Едва Бина принимается за тунцовый салат, она становится серьезной. Еще десять или одиннадцать ложек она самозабвенно отправляет в рот, пережевывает, глотает. Ноздри алчно втягивают и выпускают воздух мощными струями. Взгляд сосредоточен на соприкосновении ложки с тарелкой. «Девушка со здоровым аппетитом» – таков был первый вердикт его матери, вынесенный Бине Гельбфиш двадцать лет назад. Подобно большинству матушкиных комплиментов, при необходимости его можно было легко трансформировать в оскорбление. Но Ландсман доверяет лишь тем женщинам, которые едят, как мужики. Когда на тарелке не остается ничего, кроме вымазанного майонезом салатного листа, Бина вытирает губы салфеткой и испускает глубокий удовлетворенный выдох.
– Ну так о чем тогда будет наш разговор? Уж наверное, не о том, как прошел
– Да уж конечно.
– Что же нам остается?
– В моем случае, – отвечает Ландсман, – выбор не слишком велик.
– Горбатого могила исправит.
Она отодвигает пустую тарелку и призывает лапшевник смириться с неизбежной участью. Ландсман испытывает забытое с годами чувство счастья просто созерцать, как вожделенно она смотрит на эту запеканку.
– Я по-прежнему люблю поболтать о своей машине, – говорит он.
– Ты знаешь, я терпеть не могу любовную лирику.
– О Возвращении тоже не будем.
– Согласна. А еще я и слышать не хочу о говорящей курице, или о креплахе в форме головы Маймонида, или еще о каком-нибудь чудесном дерьме.
Ландсман раздумывает, что Бина сказала бы о той истории, которую поведал им сегодня Цимбалист про человека, лежащего в одном из ящиков морга Центральной больницы.
– Давай условимся вообще не говорить о евреях, – предлагает Ландсман.
– С превеликим удовольствием, Мейер, меня уже тошнит от евреев.
– И не об Аляске.
– Г-ди, только не это.
– И не о политике.

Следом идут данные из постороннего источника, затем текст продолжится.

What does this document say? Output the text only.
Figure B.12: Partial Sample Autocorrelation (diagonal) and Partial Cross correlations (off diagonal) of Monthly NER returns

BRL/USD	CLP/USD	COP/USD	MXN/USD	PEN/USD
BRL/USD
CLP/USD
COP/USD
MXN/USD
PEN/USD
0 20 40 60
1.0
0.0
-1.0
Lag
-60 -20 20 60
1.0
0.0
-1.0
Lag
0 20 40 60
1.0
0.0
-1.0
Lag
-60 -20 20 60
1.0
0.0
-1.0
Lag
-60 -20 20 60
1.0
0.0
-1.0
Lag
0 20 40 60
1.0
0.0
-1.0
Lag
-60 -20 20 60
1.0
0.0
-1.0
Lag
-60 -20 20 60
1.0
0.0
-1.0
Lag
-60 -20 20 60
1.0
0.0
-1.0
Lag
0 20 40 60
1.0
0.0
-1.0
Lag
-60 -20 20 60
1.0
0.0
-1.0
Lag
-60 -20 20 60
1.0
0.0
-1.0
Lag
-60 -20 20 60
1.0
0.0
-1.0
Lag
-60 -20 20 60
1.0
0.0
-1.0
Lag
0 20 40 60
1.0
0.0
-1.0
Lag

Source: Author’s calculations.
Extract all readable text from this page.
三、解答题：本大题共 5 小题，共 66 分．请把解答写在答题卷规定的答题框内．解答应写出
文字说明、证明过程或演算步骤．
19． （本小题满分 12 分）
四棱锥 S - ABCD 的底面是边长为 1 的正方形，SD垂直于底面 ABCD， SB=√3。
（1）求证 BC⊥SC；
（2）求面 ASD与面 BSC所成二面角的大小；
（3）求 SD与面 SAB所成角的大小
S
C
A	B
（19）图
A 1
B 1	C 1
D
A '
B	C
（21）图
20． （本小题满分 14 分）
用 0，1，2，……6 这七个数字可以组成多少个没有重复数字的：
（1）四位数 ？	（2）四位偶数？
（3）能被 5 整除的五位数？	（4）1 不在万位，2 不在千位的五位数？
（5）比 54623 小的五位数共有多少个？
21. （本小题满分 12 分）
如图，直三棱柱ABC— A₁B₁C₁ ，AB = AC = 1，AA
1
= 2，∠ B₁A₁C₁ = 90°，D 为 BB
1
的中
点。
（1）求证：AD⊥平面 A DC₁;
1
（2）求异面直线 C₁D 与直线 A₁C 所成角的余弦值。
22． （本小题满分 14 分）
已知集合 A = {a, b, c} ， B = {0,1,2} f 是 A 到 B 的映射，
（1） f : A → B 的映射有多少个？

Ни слова о России, Маньчжурии, Германии или об арабах.
– От арабов меня тоже тошнит.
– Может, тогда побеседуем о запеканке из лапши? – предлагает Ландсман.
– Отлично! – соглашается она. – Только, пожалуйста, Мейер, съешь хоть кусочек, а то мне на тебя больно смотреть, б-же, какой ты худющий. Давай попробуй хоть чуточку. Не знаю, что туда добавляют, кто-то говорил мне, что кладут немного имбиря. Должна тебе сказать, что в Якоби о хорошей запеканке можно только мечтать.
Она отрезает кусок запеканки, накалывает на свою вилку и собирается положить его Ландсману прямо в рот. Чья-то холодная рука сжимает все его нутро при виде этого куска. Он отворачивается. Вилка замирает на полпути. Бина плюхает украшенный изюмом ломтик лапши с заварным кремом ему на тарелку, рядом с нетронутыми блинчиками.
– Но ты все-таки попробуй, – говорит она, съедает пару кусочков, потом кладет вилку. – Думаю, на этом тема лапшевника себя исчерпала.
Ландсман цедит свой кофе, а Бина запивает оставшуюся порцию таблеток стаканом воды.
– Ну, – говорит она.
– Ну ладно тогда, – говорит Ландсман.
Если он сейчас позволит ей уйти, то больше никогда не лежать ему в ложбинке между ее грудей, не уснуть сладко, свернувшись калачиком. Не уснуть никогда без помощи пригоршни таблеток нембутала или любезного одолжения верного тупоносого М-39.
Бина отодвигается от стола и натягивает парку. Она возвращает пластиковый контейнер в торбу, потом со стоном взваливает торбу на плечо:
– Спокойной ночи, Мейер.
– Где ты живешь?
– У родителей, – отвечает она; таким голосом, наверное, обычно предрекают гибель планеты.
– Ой-вей.
– И не говори. Но только пока не найду квартиру. Во всяком случае, получше гостиницы «Заменгоф».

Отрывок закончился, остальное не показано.